# Ferret Collars - good or bad idea?



## shezzy (Mar 8, 2009)

Okie I have NO experience in ferret collars, my ferrets get their harnessess on to go for walks but thats about it.

Basicly, one of my ferrets got out (god i paniced was in tears thinking something aweful had happened). luckily a man accross the road found him and phoned the sspca. I've thanked him and he's came round to see the ferrets, he loves them.

Anyway, yeah, I've orded locks for the cages, and plan on getting them micro-chipped, but I've seen collars for them. Are these just for indoor ferrets? Would they harm the ferrets, or would they just simply slip them off and be useless? 

Any thoughts are muchly appriciated


----------



## sullivan (Aug 29, 2008)

are your ferrets micro chipped then you wouldnt have to panic soi much if they escape as can be scanned. my only fear with collars and ferrets is they have a habit of getting in tight spaces and climbing on things id be worried they would get snagged up .you would have to use a quick release collar with saftey elastic or clip .


----------



## shezzy (Mar 8, 2009)

sullivan said:


> are your ferrets micro chipped then you wouldnt have to panic soi much if they escape as can be scanned. my only fear with collars and ferrets is they have a habit of getting in tight spaces and climbing on things id be worried they would get snagged up .you would have to use a quick release collar with saftey elastic or clip .

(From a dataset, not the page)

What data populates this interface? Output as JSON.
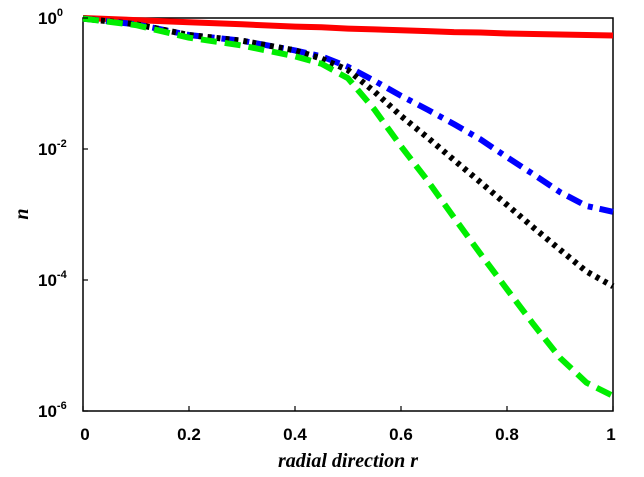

Aye, I'm gonna get them micro-chipped, I can't go through that stress again. 
Thats what I was thinking (the tight spaces) but then quick release, the ferret would get that off as soon as I put it on them lol ! Smart little critters they are 

I think whatever happens I would worry. 
Normal collar - ferret could choke getting caught. 
Safety clip collar - ferret would lose it stright away so a.k.a useless. 
Elastic collars - ferret could even get stuck with that.

hmmmmm


----------